Angel investing incurs a high degree of risk, supporting early stage businesses that lack business pedigree. Angel investing therefore requires a higher rate of return compared with other investment opportunities..
Mark Lyttleton cites patience as a key attribute for any angel investor, explaining that deals almost always take longer than originally anticipated to come to fruition. In addition, he recommends diversification, explaining that while focussing on a single industry and core competency can be a valid strategy for many, he prefers to diversify, since it offers scope to learn about and potentially benefit from new industries and themes, as well as providing a degree of protection if a particular industry blows cold for a couple of years and values start to fall. Mark Lyttleton enjoys getting involved with the businesses he supports, helping them to overcome strategic challenges, make connections, and attract new capital, but recognises that not every investor likes to do this as it can be quite time consuming.
From a business owner’s perspective, working with a business angel offers a variety of advantages, including:
A speedy decision process compared with traditional bank loan application processes.
No need for collateral.
Better business discipline due to enhanced outside scrutiny.
Potentially no interest or repayments.
Access to business angel mentoring and management skills.
Access to the investor’s valuable network of contacts, including potential employees, and customers, as well as professionals such as accountants, lawyers, and investment bankers.
Credibility from being associated with a particular investor.
Working with a business angel typically involves giving up a stake in the business. It is therefore not a decision that should be entered into lightly. However, most business angels are businessmen and women themselves, having created their own business empires and amassed considerable personal wealth. Working with business angels helps founders to access not just their financial support, but their know-how, experience, and contacts; potentially helping them to establish and scale their business better and faster.
From an angel investor’s point of view, working with early stage businesses also has its rewards, providing an opportunity to:
Meet and support interesting people with innovative new ideas, creating scope for not only new business connections, but true, long-lasting friendships.

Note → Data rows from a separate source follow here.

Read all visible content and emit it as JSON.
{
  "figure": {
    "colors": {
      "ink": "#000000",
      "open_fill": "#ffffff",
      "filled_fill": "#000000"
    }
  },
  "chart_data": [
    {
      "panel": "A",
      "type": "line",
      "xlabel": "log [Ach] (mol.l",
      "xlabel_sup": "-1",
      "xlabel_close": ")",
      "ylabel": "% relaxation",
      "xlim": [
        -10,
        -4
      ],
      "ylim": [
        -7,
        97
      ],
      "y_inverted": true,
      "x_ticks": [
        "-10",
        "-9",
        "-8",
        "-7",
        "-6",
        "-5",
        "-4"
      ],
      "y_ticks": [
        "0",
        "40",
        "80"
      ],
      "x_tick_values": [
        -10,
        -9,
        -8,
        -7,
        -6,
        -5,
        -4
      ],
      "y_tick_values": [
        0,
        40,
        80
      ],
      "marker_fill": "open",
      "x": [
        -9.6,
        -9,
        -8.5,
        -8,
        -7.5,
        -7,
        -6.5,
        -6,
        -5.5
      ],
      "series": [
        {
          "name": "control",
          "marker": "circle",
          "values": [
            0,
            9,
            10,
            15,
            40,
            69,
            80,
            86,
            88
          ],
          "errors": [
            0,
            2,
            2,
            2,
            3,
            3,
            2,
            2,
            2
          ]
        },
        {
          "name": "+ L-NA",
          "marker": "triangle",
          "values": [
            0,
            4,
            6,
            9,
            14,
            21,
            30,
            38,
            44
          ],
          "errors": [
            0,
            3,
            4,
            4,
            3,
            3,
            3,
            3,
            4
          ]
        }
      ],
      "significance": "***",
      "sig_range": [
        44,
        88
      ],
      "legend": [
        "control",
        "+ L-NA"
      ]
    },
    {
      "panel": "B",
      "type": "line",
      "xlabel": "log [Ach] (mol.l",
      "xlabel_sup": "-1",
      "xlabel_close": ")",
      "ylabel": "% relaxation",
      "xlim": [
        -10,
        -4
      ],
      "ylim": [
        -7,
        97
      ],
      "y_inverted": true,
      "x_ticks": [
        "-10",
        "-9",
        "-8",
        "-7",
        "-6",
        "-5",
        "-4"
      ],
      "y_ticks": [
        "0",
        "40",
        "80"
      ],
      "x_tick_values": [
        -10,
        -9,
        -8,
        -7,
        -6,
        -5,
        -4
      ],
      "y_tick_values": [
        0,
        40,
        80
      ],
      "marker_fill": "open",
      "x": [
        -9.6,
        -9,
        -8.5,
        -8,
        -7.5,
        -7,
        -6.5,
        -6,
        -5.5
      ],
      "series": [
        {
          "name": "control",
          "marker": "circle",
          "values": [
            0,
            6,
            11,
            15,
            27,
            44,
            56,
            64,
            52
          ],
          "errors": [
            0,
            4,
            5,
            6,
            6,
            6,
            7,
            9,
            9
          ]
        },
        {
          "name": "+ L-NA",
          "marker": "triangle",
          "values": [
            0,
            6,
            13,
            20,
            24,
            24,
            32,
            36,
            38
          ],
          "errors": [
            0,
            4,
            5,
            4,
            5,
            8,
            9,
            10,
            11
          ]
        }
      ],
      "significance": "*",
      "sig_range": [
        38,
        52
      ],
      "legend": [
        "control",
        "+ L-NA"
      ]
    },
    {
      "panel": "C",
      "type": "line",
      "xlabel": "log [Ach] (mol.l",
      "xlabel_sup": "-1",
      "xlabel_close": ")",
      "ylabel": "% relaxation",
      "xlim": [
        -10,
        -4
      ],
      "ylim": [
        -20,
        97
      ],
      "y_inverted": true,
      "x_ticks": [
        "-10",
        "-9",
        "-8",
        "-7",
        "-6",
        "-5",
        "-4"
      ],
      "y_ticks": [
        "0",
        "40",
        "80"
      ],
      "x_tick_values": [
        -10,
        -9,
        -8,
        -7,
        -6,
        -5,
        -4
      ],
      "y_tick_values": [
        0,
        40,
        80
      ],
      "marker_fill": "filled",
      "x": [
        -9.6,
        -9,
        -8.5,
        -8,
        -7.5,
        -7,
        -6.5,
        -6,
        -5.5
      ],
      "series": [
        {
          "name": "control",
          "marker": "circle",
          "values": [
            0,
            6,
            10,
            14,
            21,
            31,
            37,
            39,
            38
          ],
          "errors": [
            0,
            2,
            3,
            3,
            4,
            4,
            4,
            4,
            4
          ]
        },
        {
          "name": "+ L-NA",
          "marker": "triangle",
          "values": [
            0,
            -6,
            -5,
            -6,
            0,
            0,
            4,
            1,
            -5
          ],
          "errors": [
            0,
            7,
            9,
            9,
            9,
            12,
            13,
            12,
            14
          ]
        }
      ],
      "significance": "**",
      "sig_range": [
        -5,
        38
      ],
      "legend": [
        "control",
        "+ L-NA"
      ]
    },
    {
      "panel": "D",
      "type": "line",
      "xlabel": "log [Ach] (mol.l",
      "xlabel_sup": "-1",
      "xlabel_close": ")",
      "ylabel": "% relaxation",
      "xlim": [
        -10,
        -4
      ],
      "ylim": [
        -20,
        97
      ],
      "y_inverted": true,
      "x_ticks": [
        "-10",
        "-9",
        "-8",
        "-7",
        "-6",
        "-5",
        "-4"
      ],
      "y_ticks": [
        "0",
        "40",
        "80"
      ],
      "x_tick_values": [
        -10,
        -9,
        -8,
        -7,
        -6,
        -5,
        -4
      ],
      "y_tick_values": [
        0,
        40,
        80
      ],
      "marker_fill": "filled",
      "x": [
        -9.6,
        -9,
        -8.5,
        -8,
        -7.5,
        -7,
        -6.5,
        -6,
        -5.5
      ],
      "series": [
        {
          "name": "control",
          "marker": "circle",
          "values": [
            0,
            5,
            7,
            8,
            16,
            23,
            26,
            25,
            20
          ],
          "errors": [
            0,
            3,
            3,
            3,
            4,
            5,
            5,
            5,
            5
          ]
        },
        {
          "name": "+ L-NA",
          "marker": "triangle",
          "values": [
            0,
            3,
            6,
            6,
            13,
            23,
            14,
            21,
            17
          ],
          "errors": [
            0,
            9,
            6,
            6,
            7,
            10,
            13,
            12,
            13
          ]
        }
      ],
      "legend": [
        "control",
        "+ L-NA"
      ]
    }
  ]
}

Support causes they care about, be it helping alumni of their old school or university, or supporting underrepresented demographics, such as black and ethnic minority-owned businesses.
Pass on their business expertise and experience to the next generation of entrepreneurs.
Diversify their investment portfolio by investing in appealing start-ups.
Learn new skills and apply current skills in a new way.
Shrewd private investors understand the risks and rewards involved in angel investing. Although getting involved with early stage, unproven ventures can be fun and rewarding, it can also be financially risky. Savvy angel investors carefully hone their own personal investment strategies, investing in several enterprises rather than ploughing all of their funding into one company to mitigate the risk of losing money.